憧れたあの背中を追いかける日々はもう止めよう。
自分はもう大人で憧れたあの人も大人。
いつまでも子供ではないのはわかっていた。
夏侯惇の従兄弟である夏侯淵はそう思えるようになった。
いつまでも側にいても足手まといで迷惑になる。
だから、暫くの間は夏侯惇に会う事はなかった。
むしろ、夏侯淵が夏侯惇を避けるようになった。
仕事で忙しい故に、曹孟徳の側近としてなにかとぴりぴりしている。
そんな雰囲気を醸した夏侯惇に会う勇気はなかった。
何だが、独りになると胸がこんなに痛むのは何故なのかわからない。
優しい惇兄は好きだ。
だけどその兄が他の人のものだとわかっているから自分は身を引いた。
これでいいんだと思って惇兄を避けた。
決して嫌いになった訳じゃないのに。
苦しくて辛くて胸が痛い。
「淵…話があるんだが」
突然、無断で部屋に入ってきた夏侯惇が夏侯淵の側にくる。
「惇兄…」
夏侯淵は夏侯惇の顔を見たくなくて下を向いた。
「淵、お前…俺を避けているな。

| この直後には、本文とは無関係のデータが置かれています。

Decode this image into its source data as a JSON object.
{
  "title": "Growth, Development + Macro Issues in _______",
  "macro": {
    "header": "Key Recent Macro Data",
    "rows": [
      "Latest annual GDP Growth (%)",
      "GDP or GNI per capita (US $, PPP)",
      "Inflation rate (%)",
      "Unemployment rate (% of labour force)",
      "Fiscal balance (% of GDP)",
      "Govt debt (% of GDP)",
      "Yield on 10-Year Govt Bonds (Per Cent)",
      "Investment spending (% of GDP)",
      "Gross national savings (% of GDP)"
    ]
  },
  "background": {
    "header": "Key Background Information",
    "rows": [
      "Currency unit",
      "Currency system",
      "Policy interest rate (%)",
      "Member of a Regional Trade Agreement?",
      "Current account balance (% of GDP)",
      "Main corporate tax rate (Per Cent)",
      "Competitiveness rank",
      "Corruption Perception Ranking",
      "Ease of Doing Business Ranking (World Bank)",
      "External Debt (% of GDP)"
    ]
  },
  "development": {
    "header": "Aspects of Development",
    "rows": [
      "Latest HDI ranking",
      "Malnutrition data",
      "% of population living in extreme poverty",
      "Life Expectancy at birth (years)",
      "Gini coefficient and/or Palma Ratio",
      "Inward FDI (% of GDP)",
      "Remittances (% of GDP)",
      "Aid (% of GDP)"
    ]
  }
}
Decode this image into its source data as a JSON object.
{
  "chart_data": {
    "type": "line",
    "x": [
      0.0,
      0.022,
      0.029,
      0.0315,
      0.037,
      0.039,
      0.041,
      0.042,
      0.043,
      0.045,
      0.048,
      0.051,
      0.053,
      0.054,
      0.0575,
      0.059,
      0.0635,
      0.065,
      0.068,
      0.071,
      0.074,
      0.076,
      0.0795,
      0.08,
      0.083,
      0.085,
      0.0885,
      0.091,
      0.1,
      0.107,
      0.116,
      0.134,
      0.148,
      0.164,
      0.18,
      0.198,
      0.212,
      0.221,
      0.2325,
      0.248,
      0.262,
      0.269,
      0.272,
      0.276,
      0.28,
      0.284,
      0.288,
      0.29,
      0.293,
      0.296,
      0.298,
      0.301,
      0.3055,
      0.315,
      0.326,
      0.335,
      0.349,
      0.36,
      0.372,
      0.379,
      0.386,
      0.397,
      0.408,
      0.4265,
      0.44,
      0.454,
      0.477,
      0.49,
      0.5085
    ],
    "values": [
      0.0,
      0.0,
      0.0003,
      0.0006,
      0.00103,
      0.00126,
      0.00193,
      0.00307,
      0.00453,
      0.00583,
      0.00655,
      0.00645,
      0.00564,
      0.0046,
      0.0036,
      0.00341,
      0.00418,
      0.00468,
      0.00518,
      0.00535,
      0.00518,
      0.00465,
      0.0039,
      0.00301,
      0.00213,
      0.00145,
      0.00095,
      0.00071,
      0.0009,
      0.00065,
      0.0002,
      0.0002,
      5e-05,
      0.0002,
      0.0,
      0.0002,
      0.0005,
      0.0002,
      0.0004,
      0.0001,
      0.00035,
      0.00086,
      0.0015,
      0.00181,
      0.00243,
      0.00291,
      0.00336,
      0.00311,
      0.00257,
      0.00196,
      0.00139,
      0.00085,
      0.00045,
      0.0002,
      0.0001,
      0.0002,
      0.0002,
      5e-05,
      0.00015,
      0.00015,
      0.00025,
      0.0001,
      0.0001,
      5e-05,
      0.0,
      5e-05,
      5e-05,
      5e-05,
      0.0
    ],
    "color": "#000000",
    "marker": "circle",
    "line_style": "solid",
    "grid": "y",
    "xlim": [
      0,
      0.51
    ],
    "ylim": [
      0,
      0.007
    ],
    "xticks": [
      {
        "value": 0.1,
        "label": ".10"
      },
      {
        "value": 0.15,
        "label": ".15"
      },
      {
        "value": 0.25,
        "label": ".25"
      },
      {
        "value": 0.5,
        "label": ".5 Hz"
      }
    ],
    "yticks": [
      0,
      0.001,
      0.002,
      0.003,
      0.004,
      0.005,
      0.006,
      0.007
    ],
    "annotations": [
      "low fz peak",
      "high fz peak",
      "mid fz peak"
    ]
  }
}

一体なぜだ?」
「そ、それは…」
夏侯惇が夏侯淵の顎を掴むと顔をあげさせる。
「どうした、俺が何かしたのか?嫌いになったのか」
「ち、違っ、そんな訳…」
いまにも泣きそうな表情を浮かべる淵に夏侯惇は溜息をついた。
「そんな顔をするなら何故避けるような事をした?」
夏侯惇は問い掛けてくる。
「惇兄の事が好きなんだ。だけど、こんな想いは迷惑だから、だって惇兄は操兄のものだから…」
悔しくて涙がぽろぽろと落ちてくる。
本当は泣く気はなかった。
惇兄の顔を見ていたら辛くて寂しくて涙が溢れて落ちる。
「馬鹿な奴だな…」
溜息混じりに夏侯惇が呟く。
「俺の一番好きなのが誰か知らないのに勝手に想って、勝手に避けてたのか?」
夏侯惇の言葉に自分は頷いた。
「淵…」
夏侯惇がゆっくりと淵の唇を己のそれと重ねる。
「んん…んっ…!」
性急過ぎる口づけに淵は苦しそうにもがくが夏侯惇は逃がしはしまいと顎を掴み固定する。
愛しくて可愛い弟。
誰よりも愛しい。
夏侯惇が満足した頃には夏侯淵はぐったりとして夏侯惇にその身を委ねた形となる。
「あっ…はっ…あっ」
「俺が一番好きなのはお前なんだ淵。お前が俺を避けていると知って傷ついたぞ…」
「ごめん惇兄…」
「もう俺を避けるのは止めろ。お前が側にいないと落ち着かないからな」
「わかったよ…」
やっぱり惇兄には敵わないなぁ。
「…淵、愛しているぞ」
「俺も惇兄の事大好きだ」
二人はもう一度口づけを交わしたのであった。